When I think of fireworks, I think of the pretty, high-in-the-sky, sparkly kind (and not the loud argument kind). I love them all: the big, gold, willow tree ones, the multicolored crackly ones, the tiny little ones that make popping sounds and produce quick flashes of light. To me, there’s no disappointing kind of display (although I will admit, I adore the purple ones). Fireworks are just cheerful and fun.

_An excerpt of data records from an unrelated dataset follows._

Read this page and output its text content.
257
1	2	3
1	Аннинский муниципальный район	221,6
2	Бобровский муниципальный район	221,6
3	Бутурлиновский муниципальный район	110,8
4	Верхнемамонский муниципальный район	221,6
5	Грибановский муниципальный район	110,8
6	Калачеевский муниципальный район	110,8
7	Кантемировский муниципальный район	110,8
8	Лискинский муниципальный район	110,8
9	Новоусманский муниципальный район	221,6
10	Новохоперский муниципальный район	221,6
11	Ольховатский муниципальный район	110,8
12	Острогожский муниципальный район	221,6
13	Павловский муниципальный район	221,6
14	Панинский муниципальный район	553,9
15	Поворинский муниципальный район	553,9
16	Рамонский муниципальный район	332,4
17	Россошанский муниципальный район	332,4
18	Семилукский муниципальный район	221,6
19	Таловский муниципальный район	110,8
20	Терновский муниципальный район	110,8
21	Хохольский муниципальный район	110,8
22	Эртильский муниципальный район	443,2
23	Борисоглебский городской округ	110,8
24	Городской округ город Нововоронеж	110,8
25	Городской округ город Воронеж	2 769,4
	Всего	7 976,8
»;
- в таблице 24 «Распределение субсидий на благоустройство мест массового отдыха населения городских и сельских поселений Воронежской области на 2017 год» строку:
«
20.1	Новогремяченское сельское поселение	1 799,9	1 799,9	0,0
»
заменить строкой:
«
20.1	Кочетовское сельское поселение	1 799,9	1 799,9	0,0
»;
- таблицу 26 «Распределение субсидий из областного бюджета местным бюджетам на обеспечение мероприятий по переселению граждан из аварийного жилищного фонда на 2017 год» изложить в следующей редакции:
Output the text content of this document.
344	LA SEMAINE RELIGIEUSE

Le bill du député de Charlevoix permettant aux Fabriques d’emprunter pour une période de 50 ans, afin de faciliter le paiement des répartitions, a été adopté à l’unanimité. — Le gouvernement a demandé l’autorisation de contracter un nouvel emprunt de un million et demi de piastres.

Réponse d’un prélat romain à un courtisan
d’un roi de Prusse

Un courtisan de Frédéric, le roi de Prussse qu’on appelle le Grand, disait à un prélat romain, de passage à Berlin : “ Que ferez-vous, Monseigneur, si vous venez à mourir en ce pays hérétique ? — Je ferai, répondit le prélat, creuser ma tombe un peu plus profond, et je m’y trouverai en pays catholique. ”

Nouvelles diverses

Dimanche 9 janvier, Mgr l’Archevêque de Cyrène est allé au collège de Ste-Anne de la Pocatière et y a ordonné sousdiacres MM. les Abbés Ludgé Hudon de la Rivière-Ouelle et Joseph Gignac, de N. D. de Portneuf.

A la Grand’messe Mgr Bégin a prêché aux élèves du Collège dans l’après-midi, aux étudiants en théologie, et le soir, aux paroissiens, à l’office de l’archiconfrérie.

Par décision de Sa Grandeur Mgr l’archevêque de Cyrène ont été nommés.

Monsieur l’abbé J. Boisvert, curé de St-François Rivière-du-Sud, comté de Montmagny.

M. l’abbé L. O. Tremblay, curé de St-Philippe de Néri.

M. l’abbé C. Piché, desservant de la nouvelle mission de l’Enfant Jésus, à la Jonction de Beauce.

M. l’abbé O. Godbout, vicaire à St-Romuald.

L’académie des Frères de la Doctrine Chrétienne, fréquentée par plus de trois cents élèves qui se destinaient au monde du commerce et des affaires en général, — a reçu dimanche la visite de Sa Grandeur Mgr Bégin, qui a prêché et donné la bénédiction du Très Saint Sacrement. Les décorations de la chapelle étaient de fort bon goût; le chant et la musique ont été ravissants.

It’s been kind of a, well, hellish month in my neck of the woods. I’ve packed my office at work to prepare for rumored layoffs (they haven’t materialized, thankfully), my car died (for good this time, which is important as it’s “died” about 412 times before this), a number of other small yet unpleasant things happened, and I found myself in a general funk. Usually, I’m pretty good about taking a deep breath and shaking off the negative thinking, but lately I wasn’t really able to do it. On July 4, which happened to be fireworks day here, it rained. Buckets. *sigh*
But, then, as so often happens, the sun came out, which always makes me happy. Our family attended a beautiful fireworks show on July 5th. And on July 6th, I finally saw the email that had been in my email since the previous day (but was hiding amidst the volumes of junk email), the one that caused a whole internal fireworks show for me: “Congratulations! We are delighted to accept your story, “Waves of Deception” for publication. . .” Yay! YAY!
It is amazing how uplifting even the smallest bit of good news can be. In this case, being published is a BIG piece of news for this fledgling writer. The first time you receive an acceptance letter is definitely cause for celebration. I shared with everyone, and then when the book came out, I carried a copy around with me for months (just in case anyone wanted to see it, of course). But, when I got a rejection for the next piece I submitted, I experienced some major self-doubt. What if I just got lucky the first time? What if I was the only one that wrote a story on the right topic/of the right length/with the right title, and it wasn’t actually all that good? Oy! So, having a second story accepted for publication, especially a very, very different kind of story, makes me feel like maybe, just maybe, I am good at this. And that feeling causes a whole different kind of internal fireworks for me.
(Oh, and we finally bought a new car–maybe not fireworks-worthy, but there was a happy dance or two, for sure!)